With a lot on the line politically and economically, the US and China, two of the developing world’s largest creditors, are jostling for position in emerging debt markets. Flipping an old script (one used countless times in past decades to criticize various US loan programs), the US has accused China of creating “debt traps” for developing economies. And, also like the US, China has vehemently denied these claims, going so far as to announce on Wednesday plans to cancel interest-free loans held by 17 of the world’s poorest economies. The countries receiving relief are part of a larger group of Debt Service Suspension Initiative (DSSI) countries designated by the G20 as having high debt risks. The chart below from the IMF shows rising levels of debt distress among low-income, DSSI countries, and can be viewed in the original here. Note that more countries are experiencing debt distress this year, and many more in the high risk category too, relative to even the Great Recession in 2009.

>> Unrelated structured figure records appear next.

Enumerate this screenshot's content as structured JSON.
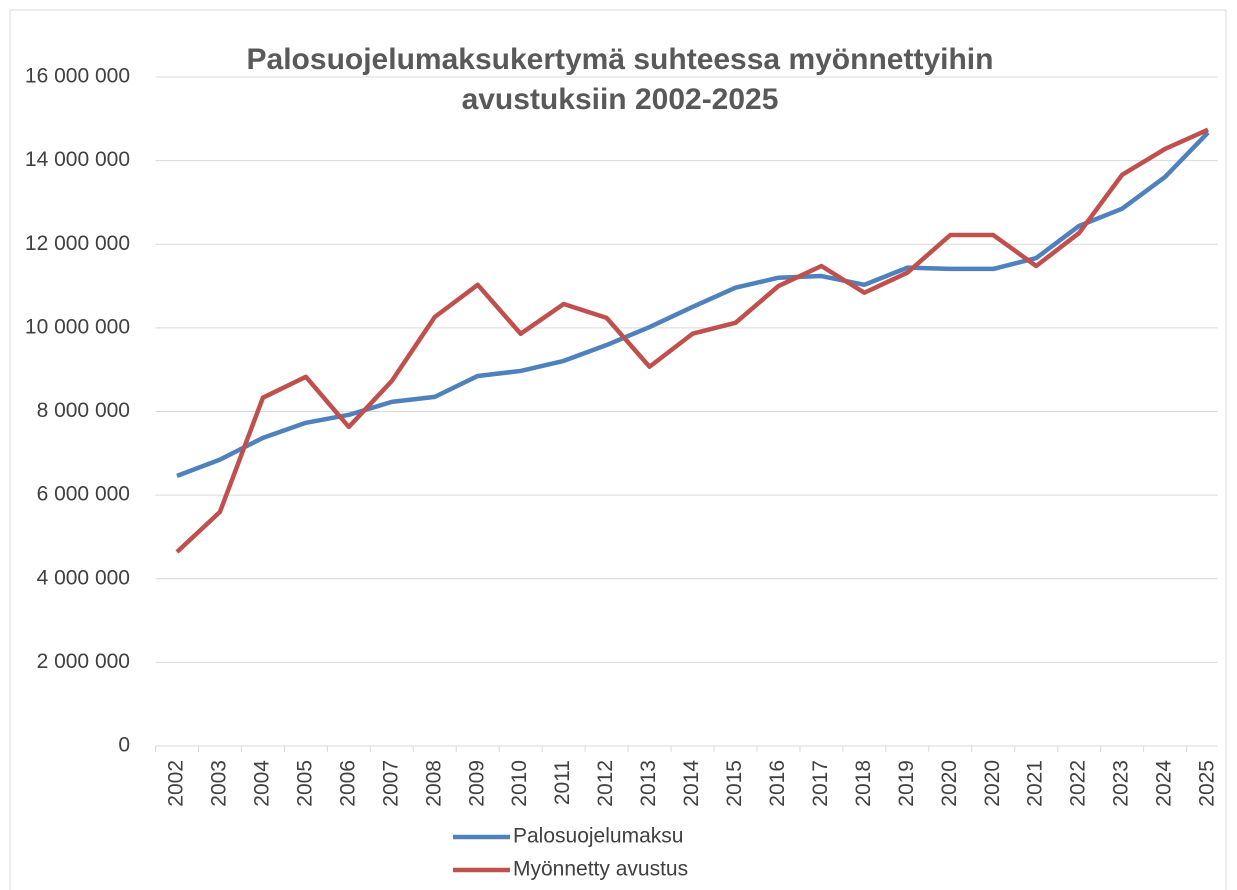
{
  "chart_data": {
    "type": "line",
    "title": "Palosuojelumaksukertymä suhteessa myönnettyihin avustuksiin 2002-2025",
    "categories": [
      "2002",
      "2003",
      "2004",
      "2005",
      "2006",
      "2007",
      "2008",
      "2009",
      "2010",
      "2011",
      "2012",
      "2013",
      "2014",
      "2015",
      "2016",
      "2017",
      "2018",
      "2019",
      "2020",
      "2020",
      "2021",
      "2022",
      "2023",
      "2024",
      "2025"
    ],
    "series": [
      {
        "name": "Palosuojelumaksu",
        "color": "#4f81bd",
        "values": [
          6460000,
          6850000,
          7370000,
          7730000,
          7920000,
          8230000,
          8350000,
          8850000,
          8970000,
          9210000,
          9590000,
          10020000,
          10500000,
          10960000,
          11200000,
          11240000,
          11030000,
          11440000,
          11410000,
          11410000,
          11670000,
          12440000,
          12850000,
          13610000,
          14670000
        ]
      },
      {
        "name": "Myönnetty avustus",
        "color": "#c0504d",
        "values": [
          4640000,
          5600000,
          8330000,
          8830000,
          7630000,
          8730000,
          10260000,
          11030000,
          9860000,
          10570000,
          10240000,
          9070000,
          9860000,
          10120000,
          11000000,
          11480000,
          10840000,
          11320000,
          12220000,
          12220000,
          11480000,
          12270000,
          13660000,
          14280000,
          14740000
        ]
      }
    ],
    "ylim": [
      0,
      16000000
    ],
    "yticks": [
      0,
      {
        "value": 2000000,
        "label": "2 000 000"
      },
      {
        "value": 4000000,
        "label": "4 000 000"
      },
      {
        "value": 6000000,
        "label": "6 000 000"
      },
      {
        "value": 8000000,
        "label": "8 000 000"
      },
      {
        "value": 10000000,
        "label": "10 000 000"
      },
      {
        "value": 12000000,
        "label": "12 000 000"
      },
      {
        "value": 14000000,
        "label": "14 000 000"
      },
      {
        "value": 16000000,
        "label": "16 000 000"
      }
    ],
    "grid": true
  }
}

The IMF notes that “China is now the largest official bilateral creditor in more than half of DSSI countries, including when counting all 22 Paris Club creditors as a single pool.” The Paris Club counts the US, UK, Canada, Australia, Germany, France, Japan, Korea, Brazil, Russia, and Norway, among others, in its list of permanent members and has long been (arguably) the single most important creditor group negotiating debt workouts with developing country governments. That the Paris Club as a whole is being outpaced by China in so many national debt contexts is significant. The chart below shows the composition of DSSI country debts by creditor or creditor group, and can be viewed in the original here.

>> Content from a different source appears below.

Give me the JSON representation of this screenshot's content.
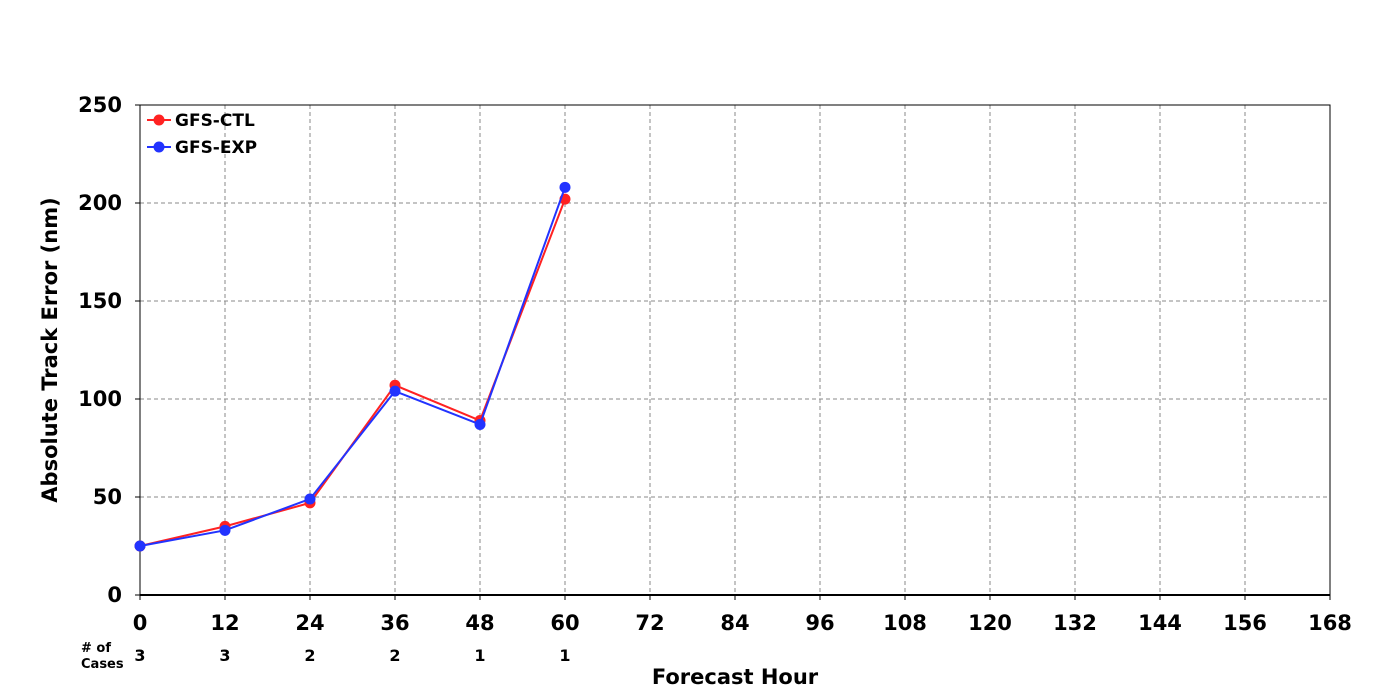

Things I’m keeping an eye on:
1. The G20 meetings upcoming in November in Bali. Putin and Xi have announced that they plan to attend. Biden wants other G20 countries to exclude the Russian delegation. So far, there seems little interest in doing so. Indonesia, which is hosting the event, appears to be supportive of Putin’s attendance.

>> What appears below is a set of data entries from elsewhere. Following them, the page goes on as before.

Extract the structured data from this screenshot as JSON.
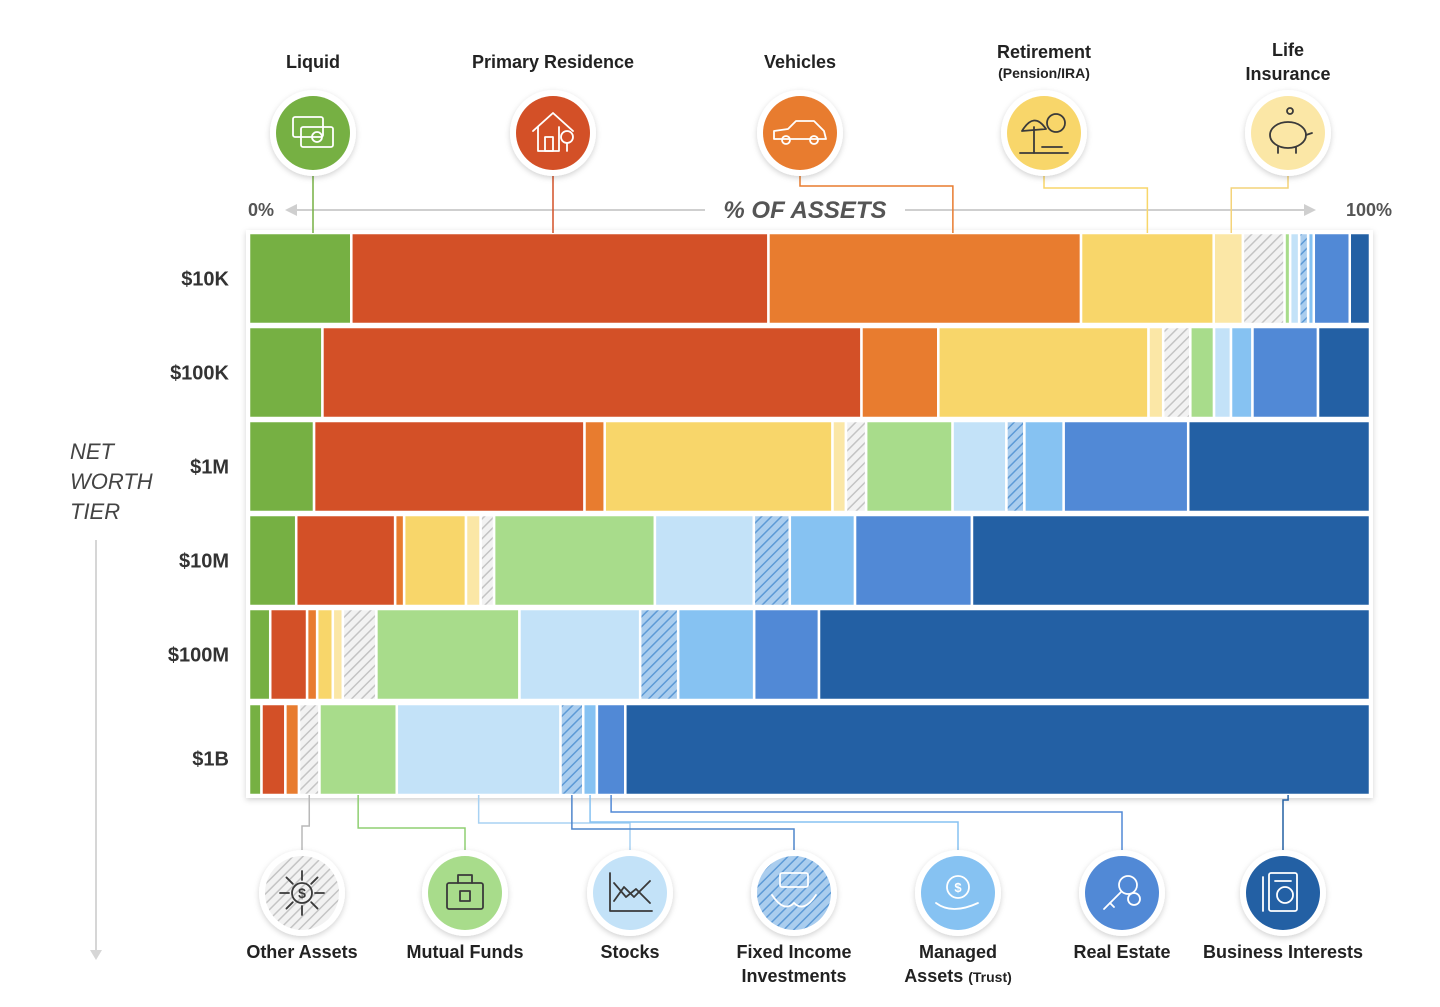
{
  "chart_data": {
    "type": "bar",
    "orientation": "horizontal",
    "stacked": "percent",
    "axis_title": "% OF ASSETS",
    "axis_start_label": "0%",
    "axis_end_label": "100%",
    "xlim": [
      0,
      100
    ],
    "side_label_lines": [
      "NET",
      "WORTH",
      "TIER"
    ],
    "tiers": [
      "$10K",
      "$100K",
      "$1M",
      "$10M",
      "$100M",
      "$1B"
    ],
    "top_categories": [
      {
        "key": "liquid",
        "lines": [
          "Liquid"
        ],
        "sub": "",
        "icon": "cash-icon",
        "color": "#76b043"
      },
      {
        "key": "residence",
        "lines": [
          "Primary Residence"
        ],
        "sub": "",
        "icon": "house-icon",
        "color": "#d35027"
      },
      {
        "key": "vehicles",
        "lines": [
          "Vehicles"
        ],
        "sub": "",
        "icon": "car-icon",
        "color": "#e87c2f"
      },
      {
        "key": "retirement",
        "lines": [
          "Retirement"
        ],
        "sub": "(Pension/IRA)",
        "icon": "beach-umbrella-icon",
        "color": "#f8d66a"
      },
      {
        "key": "insurance",
        "lines": [
          "Life",
          "Insurance"
        ],
        "sub": "",
        "icon": "piggy-bank-icon",
        "color": "#fbe7a6"
      }
    ],
    "bottom_categories": [
      {
        "key": "other",
        "lines": [
          "Other Assets"
        ],
        "sub": "",
        "icon": "dollar-network-icon",
        "color": "#dcdcdc",
        "pattern": "hatch-gray"
      },
      {
        "key": "mutual",
        "lines": [
          "Mutual Funds"
        ],
        "sub": "",
        "icon": "briefcase-icon",
        "color": "#a8dc8b"
      },
      {
        "key": "stocks",
        "lines": [
          "Stocks"
        ],
        "sub": "",
        "icon": "stock-chart-icon",
        "color": "#c3e2f8"
      },
      {
        "key": "fixed",
        "lines": [
          "Fixed Income",
          "Investments"
        ],
        "sub": "",
        "icon": "bond-hands-icon",
        "color": "#80b6e6",
        "pattern": "hatch-blue"
      },
      {
        "key": "managed",
        "lines": [
          "Managed"
        ],
        "sub": "Assets (Trust)",
        "icon": "money-bag-hand-icon",
        "color": "#86c2f2"
      },
      {
        "key": "realestate",
        "lines": [
          "Real Estate"
        ],
        "sub": "",
        "icon": "keys-icon",
        "color": "#5189d6"
      },
      {
        "key": "business",
        "lines": [
          "Business Interests"
        ],
        "sub": "",
        "icon": "certificate-icon",
        "color": "#2360a4"
      }
    ],
    "series": [
      {
        "key": "liquid",
        "values": [
          9.1,
          6.5,
          5.8,
          4.2,
          1.9,
          1.1
        ]
      },
      {
        "key": "residence",
        "values": [
          37.1,
          47.7,
          24.1,
          8.8,
          3.3,
          2.1
        ]
      },
      {
        "key": "vehicles",
        "values": [
          27.8,
          6.8,
          1.8,
          0.8,
          0.9,
          1.2
        ]
      },
      {
        "key": "retirement",
        "values": [
          11.8,
          18.6,
          20.3,
          5.5,
          1.4,
          0.0
        ]
      },
      {
        "key": "insurance",
        "values": [
          2.6,
          1.3,
          1.2,
          1.3,
          0.9,
          0.0
        ]
      },
      {
        "key": "other",
        "values": [
          3.7,
          2.4,
          1.8,
          1.2,
          3.0,
          1.8
        ]
      },
      {
        "key": "mutual",
        "values": [
          0.5,
          2.1,
          7.7,
          14.3,
          12.8,
          6.8
        ]
      },
      {
        "key": "stocks",
        "values": [
          0.8,
          1.5,
          4.8,
          8.8,
          10.8,
          14.4
        ]
      },
      {
        "key": "fixed",
        "values": [
          0.8,
          0.0,
          1.6,
          3.2,
          3.4,
          2.0
        ]
      },
      {
        "key": "managed",
        "values": [
          0.5,
          1.9,
          3.5,
          5.8,
          6.8,
          1.2
        ]
      },
      {
        "key": "realestate",
        "values": [
          3.2,
          5.8,
          11.1,
          10.4,
          5.8,
          2.5
        ]
      },
      {
        "key": "business",
        "values": [
          1.8,
          4.6,
          16.2,
          35.4,
          49.3,
          65.5
        ]
      }
    ]
  }
}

2. Fall harvests. From France and China to Texas, California, and Vietnam, fall harvests are not looking good, with heatwaves, droughts, frosts, floods, and high energy and fertilizer prices taking a serious toll. Wheat, cotton, rice, coffee, and tomatoes, among many other crops, are under threat. When food prices hit crisis levels in 2011, almost 45 million people fell into “extreme” poverty (at that time, this meant living on less than US$1.25/day).
3. The death of Darya Dugina, daughter of Putin ally Aleksandr Dugin, in Russia last week. Russia alleges that she was assassinated by a Ukrainian national, though the identity of the perpetrator, their loyalties, and reasons for killing her remain unclear.